Nevertheless, State Department spokesman Nicholas Burns said Christopher was pleased with the outcome of the meeting, because France agreed not to pull out entirely from the coalition with Britain and the United States that has been enforcing two “no-fly” zones over Iraq since shortly after the 1991 Gulf War. American officials said the more drastic step had been under consideration.
French planes have not operated in the northern “no-fly” zone, which covers Kurdish territory, or flown north of the 30th parallel in the zone covering the largely Shiite Muslim south, since the U.S. missile attacks and Clinton’s expansion of the southern zone. French officials described the suspension as a protest against the U.S. actions.
The French issued their three-sentence statement without first showing it to the U.S. side, as diplomatic courtesy dictates. That immediately produced a new Washington-Paris dispute, demonstrating the extent of the damage done to the often prickly relationship by the unilateral U.S. decisions regarding Iraq.
France said it had agreed to resume full air operations because Christopher “confirmed the end of the American operation ‘Desert Strike’ in Iraq.” But Burns disputed the French interpretation. He said Christopher did not promise, in order to get French planes back on full patrol, that there would be no more missile strikes. He said Christopher only told the French that the operation had achieved its purpose, not that it was definitely over.
“The United States does retain all options for the future to counter aggression by [Iraqi President] Saddam Hussein,” Burns added.
The French government said its warplanes would not resume full air operations in Iraq until Monday, probably to make sure that U.S. attacks do not resume.
Before Christopher’s meeting with Chirac, U.S. officials said Washington was very anxious to obtain French participation in policing the enlarged zone, although the United States and Britain “are fully capable of enforcing” the “no-fly” policy without additional help.
Christopher flew to Paris after a happier meeting earlier Thursday in London with British Foreign Secretary Malcolm Rifkind.

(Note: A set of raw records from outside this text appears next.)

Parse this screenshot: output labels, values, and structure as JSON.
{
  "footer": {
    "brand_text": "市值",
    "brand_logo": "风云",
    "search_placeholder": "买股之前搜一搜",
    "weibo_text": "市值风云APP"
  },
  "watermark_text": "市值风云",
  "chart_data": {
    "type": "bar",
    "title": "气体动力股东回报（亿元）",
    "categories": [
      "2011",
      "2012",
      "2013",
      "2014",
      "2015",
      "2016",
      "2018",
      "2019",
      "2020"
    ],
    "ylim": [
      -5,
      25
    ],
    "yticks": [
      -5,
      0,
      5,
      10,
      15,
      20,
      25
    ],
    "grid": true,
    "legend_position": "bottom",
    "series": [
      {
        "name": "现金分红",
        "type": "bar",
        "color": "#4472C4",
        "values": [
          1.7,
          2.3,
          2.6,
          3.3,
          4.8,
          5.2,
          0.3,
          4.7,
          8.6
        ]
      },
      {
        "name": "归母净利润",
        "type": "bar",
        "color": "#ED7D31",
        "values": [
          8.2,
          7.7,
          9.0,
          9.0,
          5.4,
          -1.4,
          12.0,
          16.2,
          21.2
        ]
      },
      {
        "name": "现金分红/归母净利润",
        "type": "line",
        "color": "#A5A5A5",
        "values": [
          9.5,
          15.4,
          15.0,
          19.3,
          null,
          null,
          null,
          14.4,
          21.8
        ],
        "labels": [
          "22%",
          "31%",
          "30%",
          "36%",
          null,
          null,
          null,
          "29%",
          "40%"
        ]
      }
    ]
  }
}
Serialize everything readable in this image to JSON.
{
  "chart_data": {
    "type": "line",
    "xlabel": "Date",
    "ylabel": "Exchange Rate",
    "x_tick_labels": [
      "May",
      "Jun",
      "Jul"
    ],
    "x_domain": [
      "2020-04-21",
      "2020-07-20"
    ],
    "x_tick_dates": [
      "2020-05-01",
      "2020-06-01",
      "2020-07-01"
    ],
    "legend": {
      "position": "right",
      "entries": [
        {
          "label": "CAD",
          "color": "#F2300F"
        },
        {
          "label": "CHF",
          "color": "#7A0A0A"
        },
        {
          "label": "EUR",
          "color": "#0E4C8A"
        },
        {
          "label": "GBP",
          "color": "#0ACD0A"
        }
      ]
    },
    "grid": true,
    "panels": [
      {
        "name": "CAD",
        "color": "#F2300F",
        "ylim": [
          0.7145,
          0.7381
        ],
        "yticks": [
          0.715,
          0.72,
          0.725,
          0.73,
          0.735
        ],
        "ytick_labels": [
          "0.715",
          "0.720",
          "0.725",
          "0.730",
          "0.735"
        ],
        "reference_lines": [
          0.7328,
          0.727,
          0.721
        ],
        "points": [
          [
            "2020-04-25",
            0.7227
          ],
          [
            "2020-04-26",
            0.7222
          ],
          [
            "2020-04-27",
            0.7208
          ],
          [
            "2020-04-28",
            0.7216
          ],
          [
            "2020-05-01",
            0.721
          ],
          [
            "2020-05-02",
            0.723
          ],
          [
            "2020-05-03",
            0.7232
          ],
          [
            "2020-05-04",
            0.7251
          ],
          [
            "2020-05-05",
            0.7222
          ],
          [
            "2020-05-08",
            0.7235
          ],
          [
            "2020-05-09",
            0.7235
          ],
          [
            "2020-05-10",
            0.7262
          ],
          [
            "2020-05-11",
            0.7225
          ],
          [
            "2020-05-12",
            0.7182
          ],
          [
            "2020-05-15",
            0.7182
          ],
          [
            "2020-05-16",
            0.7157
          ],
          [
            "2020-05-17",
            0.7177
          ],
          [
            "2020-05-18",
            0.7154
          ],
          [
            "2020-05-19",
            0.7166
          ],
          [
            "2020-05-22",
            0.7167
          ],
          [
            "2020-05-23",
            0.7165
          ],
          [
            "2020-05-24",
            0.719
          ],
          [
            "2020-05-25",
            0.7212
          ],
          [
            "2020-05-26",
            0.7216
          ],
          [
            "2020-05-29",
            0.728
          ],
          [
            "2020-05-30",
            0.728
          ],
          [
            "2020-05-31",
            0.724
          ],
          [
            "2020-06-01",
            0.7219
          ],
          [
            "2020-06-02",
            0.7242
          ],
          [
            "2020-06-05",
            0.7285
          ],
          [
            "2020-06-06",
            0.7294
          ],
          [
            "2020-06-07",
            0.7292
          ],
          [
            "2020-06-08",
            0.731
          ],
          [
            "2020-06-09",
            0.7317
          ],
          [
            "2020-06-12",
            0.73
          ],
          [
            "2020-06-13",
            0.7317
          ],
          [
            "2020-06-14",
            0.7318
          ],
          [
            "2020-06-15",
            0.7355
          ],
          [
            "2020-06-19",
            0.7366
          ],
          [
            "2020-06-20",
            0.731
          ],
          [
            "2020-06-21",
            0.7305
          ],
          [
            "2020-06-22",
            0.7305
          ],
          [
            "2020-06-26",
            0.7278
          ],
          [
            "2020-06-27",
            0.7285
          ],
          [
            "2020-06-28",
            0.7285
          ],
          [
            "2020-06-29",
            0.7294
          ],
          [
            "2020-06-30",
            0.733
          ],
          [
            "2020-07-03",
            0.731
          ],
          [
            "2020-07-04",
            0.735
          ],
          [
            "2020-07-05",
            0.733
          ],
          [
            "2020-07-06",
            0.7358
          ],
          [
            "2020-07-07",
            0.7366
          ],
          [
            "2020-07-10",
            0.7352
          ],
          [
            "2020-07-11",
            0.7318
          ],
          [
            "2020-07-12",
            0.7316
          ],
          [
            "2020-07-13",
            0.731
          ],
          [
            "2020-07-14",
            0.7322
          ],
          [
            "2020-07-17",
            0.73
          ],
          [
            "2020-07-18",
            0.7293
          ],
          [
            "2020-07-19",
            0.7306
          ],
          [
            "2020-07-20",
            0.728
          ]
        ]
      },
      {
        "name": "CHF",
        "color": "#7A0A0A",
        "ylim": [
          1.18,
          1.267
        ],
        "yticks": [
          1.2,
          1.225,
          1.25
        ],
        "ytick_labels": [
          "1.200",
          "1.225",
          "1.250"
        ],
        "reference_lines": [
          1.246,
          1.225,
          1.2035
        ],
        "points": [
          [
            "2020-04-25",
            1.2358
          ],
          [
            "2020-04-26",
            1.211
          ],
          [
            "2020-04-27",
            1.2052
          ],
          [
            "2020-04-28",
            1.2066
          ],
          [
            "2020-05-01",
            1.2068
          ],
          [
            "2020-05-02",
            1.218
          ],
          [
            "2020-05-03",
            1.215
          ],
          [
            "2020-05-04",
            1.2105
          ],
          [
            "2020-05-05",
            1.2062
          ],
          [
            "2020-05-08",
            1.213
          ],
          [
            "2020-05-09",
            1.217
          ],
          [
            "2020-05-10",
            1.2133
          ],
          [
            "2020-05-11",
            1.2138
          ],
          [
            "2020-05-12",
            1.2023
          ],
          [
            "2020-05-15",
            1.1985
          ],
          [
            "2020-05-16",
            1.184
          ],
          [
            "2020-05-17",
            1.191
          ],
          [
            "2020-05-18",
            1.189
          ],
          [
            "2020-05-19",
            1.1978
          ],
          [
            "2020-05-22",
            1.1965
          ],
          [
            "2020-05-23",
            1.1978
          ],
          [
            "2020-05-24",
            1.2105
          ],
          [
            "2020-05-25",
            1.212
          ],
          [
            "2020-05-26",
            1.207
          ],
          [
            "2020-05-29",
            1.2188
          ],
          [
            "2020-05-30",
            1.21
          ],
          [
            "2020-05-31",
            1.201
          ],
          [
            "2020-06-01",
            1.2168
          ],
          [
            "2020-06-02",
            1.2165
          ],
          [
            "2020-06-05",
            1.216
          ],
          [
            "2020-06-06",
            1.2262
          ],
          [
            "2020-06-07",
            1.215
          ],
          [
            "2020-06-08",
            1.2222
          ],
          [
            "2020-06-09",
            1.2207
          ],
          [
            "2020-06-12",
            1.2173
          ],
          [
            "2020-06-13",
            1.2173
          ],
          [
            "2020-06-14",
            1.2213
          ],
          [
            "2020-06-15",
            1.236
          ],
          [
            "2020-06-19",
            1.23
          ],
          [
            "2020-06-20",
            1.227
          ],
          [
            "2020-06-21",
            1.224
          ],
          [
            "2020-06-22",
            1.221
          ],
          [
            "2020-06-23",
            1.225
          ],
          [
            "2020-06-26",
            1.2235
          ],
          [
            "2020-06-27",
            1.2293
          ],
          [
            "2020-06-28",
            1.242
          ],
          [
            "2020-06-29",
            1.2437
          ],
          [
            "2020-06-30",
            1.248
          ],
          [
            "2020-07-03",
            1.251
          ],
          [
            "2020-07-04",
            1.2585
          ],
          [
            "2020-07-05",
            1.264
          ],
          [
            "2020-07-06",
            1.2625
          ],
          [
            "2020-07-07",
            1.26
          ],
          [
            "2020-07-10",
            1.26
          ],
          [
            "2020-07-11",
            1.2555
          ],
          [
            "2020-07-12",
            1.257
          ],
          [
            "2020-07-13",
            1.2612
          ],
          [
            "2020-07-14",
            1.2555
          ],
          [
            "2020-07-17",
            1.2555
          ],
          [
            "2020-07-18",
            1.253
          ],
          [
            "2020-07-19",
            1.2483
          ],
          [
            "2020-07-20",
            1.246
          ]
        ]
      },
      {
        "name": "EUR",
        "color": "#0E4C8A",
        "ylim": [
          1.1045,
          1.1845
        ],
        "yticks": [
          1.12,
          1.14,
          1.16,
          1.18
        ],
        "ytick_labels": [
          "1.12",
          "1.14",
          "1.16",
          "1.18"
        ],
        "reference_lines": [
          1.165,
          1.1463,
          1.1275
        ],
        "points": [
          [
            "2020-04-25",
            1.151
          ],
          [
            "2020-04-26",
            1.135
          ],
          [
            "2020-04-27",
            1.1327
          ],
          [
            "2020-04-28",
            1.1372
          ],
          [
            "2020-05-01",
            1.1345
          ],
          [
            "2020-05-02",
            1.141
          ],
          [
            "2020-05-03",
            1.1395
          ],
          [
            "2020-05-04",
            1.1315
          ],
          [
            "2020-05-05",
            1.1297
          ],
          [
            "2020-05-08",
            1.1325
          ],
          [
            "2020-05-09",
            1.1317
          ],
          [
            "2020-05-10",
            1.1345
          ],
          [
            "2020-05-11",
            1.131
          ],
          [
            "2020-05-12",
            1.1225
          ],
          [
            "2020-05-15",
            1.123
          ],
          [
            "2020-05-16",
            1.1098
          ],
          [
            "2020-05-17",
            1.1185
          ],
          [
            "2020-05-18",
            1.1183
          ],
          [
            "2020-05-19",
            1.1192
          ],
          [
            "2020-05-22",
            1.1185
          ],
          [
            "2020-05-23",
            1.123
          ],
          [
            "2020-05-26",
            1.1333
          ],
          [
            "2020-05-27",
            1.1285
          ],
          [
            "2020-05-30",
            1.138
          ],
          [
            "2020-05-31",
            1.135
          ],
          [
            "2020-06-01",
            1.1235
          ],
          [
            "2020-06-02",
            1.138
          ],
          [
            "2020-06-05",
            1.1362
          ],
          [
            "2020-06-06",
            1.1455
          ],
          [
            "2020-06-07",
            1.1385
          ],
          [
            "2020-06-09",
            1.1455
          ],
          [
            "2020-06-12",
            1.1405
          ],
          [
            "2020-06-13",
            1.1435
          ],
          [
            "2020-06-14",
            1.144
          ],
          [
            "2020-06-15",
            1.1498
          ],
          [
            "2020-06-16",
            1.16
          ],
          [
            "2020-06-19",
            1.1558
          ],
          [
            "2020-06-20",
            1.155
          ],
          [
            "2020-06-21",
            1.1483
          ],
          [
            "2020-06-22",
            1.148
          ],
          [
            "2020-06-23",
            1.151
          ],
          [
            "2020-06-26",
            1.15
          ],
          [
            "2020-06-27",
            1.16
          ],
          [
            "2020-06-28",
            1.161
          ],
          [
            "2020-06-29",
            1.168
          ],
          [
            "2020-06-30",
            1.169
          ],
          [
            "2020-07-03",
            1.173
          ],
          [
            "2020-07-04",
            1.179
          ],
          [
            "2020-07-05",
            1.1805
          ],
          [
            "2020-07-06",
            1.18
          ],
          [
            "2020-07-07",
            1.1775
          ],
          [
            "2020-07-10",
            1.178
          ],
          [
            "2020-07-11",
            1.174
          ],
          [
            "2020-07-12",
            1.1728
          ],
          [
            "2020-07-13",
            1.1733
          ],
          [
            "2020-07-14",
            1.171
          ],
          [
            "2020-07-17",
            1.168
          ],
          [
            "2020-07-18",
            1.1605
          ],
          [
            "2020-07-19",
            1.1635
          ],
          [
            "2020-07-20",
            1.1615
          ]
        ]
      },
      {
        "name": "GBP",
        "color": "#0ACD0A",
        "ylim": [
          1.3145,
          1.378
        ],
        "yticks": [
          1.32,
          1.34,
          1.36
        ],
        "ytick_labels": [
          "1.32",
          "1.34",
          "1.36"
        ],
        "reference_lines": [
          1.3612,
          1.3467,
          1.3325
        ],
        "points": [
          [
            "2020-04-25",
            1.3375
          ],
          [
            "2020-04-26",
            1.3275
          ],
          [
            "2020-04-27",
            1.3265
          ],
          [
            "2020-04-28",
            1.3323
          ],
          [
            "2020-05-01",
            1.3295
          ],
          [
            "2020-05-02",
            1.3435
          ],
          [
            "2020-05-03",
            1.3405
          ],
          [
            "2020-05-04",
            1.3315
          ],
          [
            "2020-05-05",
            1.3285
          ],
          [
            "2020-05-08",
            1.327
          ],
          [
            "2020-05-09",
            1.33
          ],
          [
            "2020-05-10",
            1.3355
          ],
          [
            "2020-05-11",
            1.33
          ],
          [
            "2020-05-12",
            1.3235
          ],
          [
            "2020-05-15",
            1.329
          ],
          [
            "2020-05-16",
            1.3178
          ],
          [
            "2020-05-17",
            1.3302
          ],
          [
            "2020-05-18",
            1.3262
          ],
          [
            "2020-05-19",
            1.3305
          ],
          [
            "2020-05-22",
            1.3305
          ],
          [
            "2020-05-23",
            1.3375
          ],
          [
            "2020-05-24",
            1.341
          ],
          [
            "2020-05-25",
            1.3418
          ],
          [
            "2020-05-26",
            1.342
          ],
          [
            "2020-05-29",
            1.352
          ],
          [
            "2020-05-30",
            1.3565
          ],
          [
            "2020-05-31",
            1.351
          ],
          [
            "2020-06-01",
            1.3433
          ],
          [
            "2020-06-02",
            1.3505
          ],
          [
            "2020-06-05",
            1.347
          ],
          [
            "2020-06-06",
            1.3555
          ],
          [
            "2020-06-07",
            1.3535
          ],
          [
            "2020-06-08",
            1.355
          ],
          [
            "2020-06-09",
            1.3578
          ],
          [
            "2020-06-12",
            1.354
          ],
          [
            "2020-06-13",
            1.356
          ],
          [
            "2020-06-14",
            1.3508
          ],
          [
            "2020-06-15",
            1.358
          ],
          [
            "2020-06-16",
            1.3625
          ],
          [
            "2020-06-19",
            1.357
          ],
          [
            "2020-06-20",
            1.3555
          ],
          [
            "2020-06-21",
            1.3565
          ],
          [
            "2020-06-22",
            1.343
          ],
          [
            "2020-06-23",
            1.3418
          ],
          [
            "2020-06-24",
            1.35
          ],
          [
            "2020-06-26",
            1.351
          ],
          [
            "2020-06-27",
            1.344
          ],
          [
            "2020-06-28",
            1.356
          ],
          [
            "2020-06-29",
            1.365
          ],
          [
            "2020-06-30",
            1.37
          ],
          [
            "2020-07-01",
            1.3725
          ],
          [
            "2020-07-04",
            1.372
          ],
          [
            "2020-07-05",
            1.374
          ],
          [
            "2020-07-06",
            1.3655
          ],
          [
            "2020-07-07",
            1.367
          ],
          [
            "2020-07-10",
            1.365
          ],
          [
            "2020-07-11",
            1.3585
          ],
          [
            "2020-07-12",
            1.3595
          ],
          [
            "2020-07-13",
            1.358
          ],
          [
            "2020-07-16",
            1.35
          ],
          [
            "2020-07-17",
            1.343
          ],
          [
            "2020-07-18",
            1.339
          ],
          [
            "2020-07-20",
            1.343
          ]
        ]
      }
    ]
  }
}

During a joint news conference with Christopher, Rifkind said: “It is crucially necessary that, whenever [Hussein] initiates either repression or aggression, that he should end up losing more than he thinks he has gained.”
Meanwhile, international criticism of the United States’ unilateral actions against Iraq continued Thursday, according to news agency reports:
* Russian security chief Alexander I. Lebed said the United States is behaving like a “bull in a china shop.” Lebed accused Clinton of ordering the attacks to enhance his chances in the November election.
* Chinese Foreign Ministry spokesman Shen Guofang, briefing reporters in Beijing, said China expressed “strong displeasure” over the U.S. missile attacks and urged both the United States and Iraq to end their military actions.
* Egyptian commentator Nabil Omar, writing in the government newspaper Al Ahram, said: “Since it reached the apex of the pyramid in the new world order, the United States has been adopting the behavior of the cowboy and the quarrelsome bully in every international crisis.”
* The government of Pakistan ordered increased security at U.S. and British diplomatic missions in Islamabad and Lahore. Demonstrators opposed to the U.S. actions had thrown stones at the U.S. Consulate in Lahore on Wednesday.
* Demonstrators in Dhaka, the Bangladeshi capital, burned Clinton in effigy.